Waiting for Superman

There's a new movie out in theaters nationwide, and here's the bottom line: You have to see it.

Don't wait for the DVD. Just go. Now. Or this weekend -- we'll give you that long.

There are no movie stars here, no chase scenes, no cutting-edge special effects. But parents, this one is for you. It's also for anyone who cares about children -- and that should be everyone. Can you guess what movie we're talking about?

That's right, the new documentary Waiting for Superman is every bit as good as everyone is saying. Director David Guggenheim (famous for Al Gore's Inconvenient Truth) has done it again. The film is absorbing, clever, dramatic and heart wrenching. By the end of the screening we went to, there were very few dry eyes in the theater.

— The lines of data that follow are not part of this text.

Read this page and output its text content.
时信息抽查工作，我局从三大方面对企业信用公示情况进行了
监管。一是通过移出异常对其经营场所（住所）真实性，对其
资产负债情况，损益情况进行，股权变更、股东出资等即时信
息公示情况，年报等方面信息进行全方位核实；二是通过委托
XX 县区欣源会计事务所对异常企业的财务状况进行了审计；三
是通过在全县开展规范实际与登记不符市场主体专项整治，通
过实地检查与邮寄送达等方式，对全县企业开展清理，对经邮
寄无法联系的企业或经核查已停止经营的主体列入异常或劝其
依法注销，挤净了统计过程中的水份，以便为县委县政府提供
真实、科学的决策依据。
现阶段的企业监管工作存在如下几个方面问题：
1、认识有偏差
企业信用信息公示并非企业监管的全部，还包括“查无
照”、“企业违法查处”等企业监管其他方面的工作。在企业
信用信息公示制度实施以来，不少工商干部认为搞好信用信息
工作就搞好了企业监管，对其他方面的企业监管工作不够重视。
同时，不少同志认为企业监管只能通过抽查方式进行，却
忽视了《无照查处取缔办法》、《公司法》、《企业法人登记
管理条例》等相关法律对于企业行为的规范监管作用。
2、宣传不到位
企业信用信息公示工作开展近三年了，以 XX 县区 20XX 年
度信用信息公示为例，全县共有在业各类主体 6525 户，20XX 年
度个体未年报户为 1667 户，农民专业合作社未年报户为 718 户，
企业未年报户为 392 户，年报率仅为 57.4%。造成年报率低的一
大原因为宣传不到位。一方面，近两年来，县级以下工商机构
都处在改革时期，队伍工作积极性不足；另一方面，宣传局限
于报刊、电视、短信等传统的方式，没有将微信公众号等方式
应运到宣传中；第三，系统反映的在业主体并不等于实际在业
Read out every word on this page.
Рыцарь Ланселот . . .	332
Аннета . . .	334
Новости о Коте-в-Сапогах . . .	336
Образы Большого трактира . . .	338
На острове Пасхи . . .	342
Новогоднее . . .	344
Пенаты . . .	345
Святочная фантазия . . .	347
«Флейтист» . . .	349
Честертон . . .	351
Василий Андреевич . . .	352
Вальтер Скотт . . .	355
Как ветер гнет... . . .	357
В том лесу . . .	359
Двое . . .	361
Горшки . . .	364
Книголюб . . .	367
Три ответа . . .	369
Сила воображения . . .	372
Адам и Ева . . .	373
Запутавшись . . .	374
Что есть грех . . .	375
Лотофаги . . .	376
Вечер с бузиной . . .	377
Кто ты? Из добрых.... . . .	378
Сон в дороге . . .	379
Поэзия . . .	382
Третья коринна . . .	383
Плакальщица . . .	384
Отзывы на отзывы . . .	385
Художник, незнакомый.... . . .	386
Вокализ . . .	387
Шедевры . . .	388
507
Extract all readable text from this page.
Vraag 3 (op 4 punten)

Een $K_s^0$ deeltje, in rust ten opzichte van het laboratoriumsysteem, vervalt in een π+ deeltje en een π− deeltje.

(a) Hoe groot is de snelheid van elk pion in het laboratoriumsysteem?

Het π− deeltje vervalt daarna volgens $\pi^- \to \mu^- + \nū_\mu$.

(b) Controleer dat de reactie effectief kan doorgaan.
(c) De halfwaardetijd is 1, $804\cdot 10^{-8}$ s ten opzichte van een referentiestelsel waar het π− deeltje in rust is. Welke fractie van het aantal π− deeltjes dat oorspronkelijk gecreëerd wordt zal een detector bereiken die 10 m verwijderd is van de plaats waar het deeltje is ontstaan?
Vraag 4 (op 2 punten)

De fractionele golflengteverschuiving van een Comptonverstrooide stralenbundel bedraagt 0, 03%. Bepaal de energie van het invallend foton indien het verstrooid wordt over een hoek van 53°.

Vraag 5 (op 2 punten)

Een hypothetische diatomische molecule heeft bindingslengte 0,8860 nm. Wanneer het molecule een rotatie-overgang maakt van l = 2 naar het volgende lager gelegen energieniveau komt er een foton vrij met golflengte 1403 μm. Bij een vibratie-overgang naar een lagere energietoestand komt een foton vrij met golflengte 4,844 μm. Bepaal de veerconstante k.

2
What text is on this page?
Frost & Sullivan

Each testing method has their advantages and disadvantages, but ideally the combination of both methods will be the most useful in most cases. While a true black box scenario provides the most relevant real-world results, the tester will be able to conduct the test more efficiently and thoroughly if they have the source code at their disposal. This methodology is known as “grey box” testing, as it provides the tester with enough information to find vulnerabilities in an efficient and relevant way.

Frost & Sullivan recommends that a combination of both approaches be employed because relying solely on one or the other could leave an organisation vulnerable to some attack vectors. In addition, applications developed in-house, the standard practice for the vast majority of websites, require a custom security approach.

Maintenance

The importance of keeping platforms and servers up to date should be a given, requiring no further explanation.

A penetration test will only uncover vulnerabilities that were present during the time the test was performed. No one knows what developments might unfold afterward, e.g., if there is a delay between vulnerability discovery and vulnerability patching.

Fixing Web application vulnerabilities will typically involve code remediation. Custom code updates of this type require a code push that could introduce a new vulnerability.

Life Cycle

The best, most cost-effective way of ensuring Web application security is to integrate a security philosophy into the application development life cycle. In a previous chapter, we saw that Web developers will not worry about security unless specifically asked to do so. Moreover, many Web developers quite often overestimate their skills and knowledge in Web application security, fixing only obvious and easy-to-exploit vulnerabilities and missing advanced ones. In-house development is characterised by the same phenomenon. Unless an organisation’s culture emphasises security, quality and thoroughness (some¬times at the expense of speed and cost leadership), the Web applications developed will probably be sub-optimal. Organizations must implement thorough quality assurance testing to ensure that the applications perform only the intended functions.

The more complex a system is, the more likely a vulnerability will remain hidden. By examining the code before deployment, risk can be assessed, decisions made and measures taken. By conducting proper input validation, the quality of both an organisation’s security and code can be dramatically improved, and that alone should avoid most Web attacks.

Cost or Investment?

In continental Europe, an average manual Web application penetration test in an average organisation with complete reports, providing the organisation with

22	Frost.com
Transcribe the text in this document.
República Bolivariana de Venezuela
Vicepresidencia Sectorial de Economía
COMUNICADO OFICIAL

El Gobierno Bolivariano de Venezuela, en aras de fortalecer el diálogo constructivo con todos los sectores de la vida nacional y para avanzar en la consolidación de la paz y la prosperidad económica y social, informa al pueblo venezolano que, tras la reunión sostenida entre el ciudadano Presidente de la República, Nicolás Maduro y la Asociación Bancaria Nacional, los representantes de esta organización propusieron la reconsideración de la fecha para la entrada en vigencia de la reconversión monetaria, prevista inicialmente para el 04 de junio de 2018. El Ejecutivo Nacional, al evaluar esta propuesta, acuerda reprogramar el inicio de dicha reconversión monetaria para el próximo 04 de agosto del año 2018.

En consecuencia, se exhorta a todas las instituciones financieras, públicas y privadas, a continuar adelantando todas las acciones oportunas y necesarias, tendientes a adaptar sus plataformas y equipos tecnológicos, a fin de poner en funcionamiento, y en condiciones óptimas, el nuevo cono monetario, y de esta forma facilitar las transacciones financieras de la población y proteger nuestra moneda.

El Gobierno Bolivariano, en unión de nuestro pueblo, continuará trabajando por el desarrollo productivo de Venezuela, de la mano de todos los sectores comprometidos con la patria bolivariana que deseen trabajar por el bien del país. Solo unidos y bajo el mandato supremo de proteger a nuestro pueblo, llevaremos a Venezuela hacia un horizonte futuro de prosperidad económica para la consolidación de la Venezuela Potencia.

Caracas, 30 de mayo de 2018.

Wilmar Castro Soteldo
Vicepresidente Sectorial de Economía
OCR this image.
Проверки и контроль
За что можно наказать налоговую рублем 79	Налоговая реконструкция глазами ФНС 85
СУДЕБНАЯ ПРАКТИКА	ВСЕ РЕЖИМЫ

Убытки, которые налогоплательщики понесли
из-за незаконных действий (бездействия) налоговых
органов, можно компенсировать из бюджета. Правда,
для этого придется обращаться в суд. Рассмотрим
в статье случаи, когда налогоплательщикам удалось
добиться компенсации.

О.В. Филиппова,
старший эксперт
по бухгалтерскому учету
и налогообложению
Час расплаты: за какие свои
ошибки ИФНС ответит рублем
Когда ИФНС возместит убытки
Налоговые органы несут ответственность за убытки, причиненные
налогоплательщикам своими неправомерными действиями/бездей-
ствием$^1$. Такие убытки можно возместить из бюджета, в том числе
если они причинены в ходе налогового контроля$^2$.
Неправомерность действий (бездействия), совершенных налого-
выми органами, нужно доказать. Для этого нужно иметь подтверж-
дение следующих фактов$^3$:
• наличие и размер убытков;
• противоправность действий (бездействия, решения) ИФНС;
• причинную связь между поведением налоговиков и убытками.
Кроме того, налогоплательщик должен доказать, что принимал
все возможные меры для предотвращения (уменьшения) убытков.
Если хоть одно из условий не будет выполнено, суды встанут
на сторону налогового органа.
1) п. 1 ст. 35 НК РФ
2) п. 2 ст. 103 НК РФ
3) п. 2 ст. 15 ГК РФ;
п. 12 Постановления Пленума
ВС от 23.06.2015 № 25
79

Waiting for Superman tells the story of the world that parents live in. A world in which some of our children receive a wonderful education that allows them to compete in the global economy, and others, just as bright and motivated, do not. It tells, through engaging graphics and animation, the story of the decline of American education system over the past half-century, and of the tangle of bureaucracies that make it so difficult to reform. It tells of middle schools with disastrous test scores, and high schools that have become "drop-out factories." It also tells of the educators, organizations and even bureaucrats who are shaking up the system and producing great results.

Most compellingly, it tells the stories of five adorable school kids who love to learn and imagine, kids whose families are willing to make great sacrifices to give them a better future. Four of the kids live in low-performing urban districts, while one lives in a well-to-do suburb, and all are zoned for schools that are do not meet their educational needs.

And so their parents (and grandparent in one case) do what good parents do: they search for a better alternative. In these cases, the only other viable options are high-performing charter schools where admission for the few available spots depends upon a lottery. From here the film's drama and heartbreak unfold. Is our education system as arbitrary as a spinning lottery ball? Apparently.

Take Daisy, a sweet and serious 5th grader living in East L.A. She wants to be a doctor or veterinarian, but her school district is known for producing failing students and dropouts. Instead, she and her family seek out KIPP L.A. Prep charter school (Knowledge Is Power Program), one of the highest performing middle schools in the city. Will there be a place for Daisy? With 10 spots for 135 lottery applicants, the odds aren't good.